Mulliken population charges (a.u.) for glycine dipeptide obtained using the X-POL potential and the full AM1 method.

atom/group	AM1	X-POL
		Cα-C	Cα-N
CH3	0.060	0.060	0.058
CO	−0.067	−0.091	−0.094
NH	−0.130	−0.132	−0.142
Hα1	0.111	0.096	0.108
CB	−0.039	−0.002	−0.013
Hα2	0.111	0.128	0.121
CO	−0.085	−0.133	−0.111
NH	−0.147	−0.123	−0.124
CH3	0.185	0.195	0.197

6. Summary

An electronic structure-based polarization potential, which is called the X-POL potential, has been described for the purpose of constructing an empirical force field for modeling polypeptides. The X-POL potential takes an entirely different philosophical approach towards the development of a force field and the treatment of electronic polarization and charge delocalization. The internal, bonded interactions are fully represented by an electronic structure theory augmented with some empirical torsional terms. Non-bonded interactions are modeled by an iterative, combined quantum mechanical and molecular mechanical method, in which the molecular mechanical partial charges are derived from the molecular wave functions of the individual fragments. In this paper, the X-POL potential is illustrated by making use of the neglect of diatomic differential overlap (NDDO) approximation and the AM1 model as the quantum mechanical method, without further parameterization for specific functional groups. The main purpose of this study is to demonstrate the feasibility of such an electronic structure force field, and to develop a practical and well-defined method for separating a polypeptide chain into peptide units. The boundary is treated following the ideas of the generalized hybrid orbital (GHO) technique developed for the treatment of QM and MM boundaries, and extended to bridge two QM regions in the X-POL potential. The parameterization procedure and philosophy for the boundary treatment between QM fragments in the X-POL potential is documented and tested by a number of simple compounds.

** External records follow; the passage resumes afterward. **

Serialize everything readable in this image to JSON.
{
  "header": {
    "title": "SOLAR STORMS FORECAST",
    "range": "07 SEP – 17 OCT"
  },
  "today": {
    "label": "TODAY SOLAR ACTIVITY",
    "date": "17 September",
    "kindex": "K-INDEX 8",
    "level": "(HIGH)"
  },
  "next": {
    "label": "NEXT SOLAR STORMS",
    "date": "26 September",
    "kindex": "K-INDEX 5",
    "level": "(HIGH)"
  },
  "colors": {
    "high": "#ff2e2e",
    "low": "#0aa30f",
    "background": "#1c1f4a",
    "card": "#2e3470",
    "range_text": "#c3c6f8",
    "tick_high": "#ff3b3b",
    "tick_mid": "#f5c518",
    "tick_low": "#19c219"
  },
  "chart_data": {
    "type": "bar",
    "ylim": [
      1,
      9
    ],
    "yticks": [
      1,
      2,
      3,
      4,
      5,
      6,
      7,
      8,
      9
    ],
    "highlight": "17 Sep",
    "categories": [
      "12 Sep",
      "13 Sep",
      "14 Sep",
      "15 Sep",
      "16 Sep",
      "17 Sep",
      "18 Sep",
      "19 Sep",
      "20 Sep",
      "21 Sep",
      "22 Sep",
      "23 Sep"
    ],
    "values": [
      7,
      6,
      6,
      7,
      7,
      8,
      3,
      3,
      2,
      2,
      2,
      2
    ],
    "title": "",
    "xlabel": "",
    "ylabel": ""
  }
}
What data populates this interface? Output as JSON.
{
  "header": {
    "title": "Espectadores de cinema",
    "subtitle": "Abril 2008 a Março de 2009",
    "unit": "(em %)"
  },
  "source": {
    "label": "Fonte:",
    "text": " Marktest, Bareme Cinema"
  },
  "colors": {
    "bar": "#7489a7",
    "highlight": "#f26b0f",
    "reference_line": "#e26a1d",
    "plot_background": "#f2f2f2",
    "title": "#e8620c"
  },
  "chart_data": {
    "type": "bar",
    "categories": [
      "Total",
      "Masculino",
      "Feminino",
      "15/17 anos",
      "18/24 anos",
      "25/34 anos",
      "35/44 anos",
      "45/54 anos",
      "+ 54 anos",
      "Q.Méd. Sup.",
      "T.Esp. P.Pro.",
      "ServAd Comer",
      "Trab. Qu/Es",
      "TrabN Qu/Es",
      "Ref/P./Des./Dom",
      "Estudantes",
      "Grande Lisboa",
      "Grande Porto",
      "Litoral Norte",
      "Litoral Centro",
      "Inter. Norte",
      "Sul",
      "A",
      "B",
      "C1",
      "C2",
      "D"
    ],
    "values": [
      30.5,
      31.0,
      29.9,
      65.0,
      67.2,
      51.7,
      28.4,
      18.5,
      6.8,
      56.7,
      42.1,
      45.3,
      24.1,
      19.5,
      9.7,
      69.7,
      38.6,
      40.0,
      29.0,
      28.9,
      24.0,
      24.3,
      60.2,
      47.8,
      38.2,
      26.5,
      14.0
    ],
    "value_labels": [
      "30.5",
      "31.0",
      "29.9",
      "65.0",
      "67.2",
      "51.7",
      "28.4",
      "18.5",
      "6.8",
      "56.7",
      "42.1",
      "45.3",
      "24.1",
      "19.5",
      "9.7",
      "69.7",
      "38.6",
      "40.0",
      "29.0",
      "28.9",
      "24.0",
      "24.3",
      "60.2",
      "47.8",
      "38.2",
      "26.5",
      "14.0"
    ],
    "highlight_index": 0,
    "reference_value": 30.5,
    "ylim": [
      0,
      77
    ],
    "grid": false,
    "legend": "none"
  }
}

The X-POL model presented here is an empirical force field, although it is based on quantum mechanical formalisms. If one finds that a particular QM model used or the approximations made are inadequate to treat certain properties, for example, the torsional potential energy profile about a single bond rotation, one can include a purely empirical energy term such as the sine and cosine function series in the current force fields. Although this might be deemed ad hoc, the method is nevertheless systematic in that one can always seek for a better, more accurate QM representation of the individual residues such that these empirical functional terms can be eliminated.

In two forthcoming papers, we describe the analytical energy gradient techniques for the X-POL potential and an application to a solvated protein. The exact treatment and construction of individual force fields in the future may differ from the method presented here, but the general direction seems to be clear. We envision that the next generation of force fields for biomolecular polymer simulations will be developed based on electronic structure theory, which is one way of properly define and treat many-body polarization and charge delocalization effects.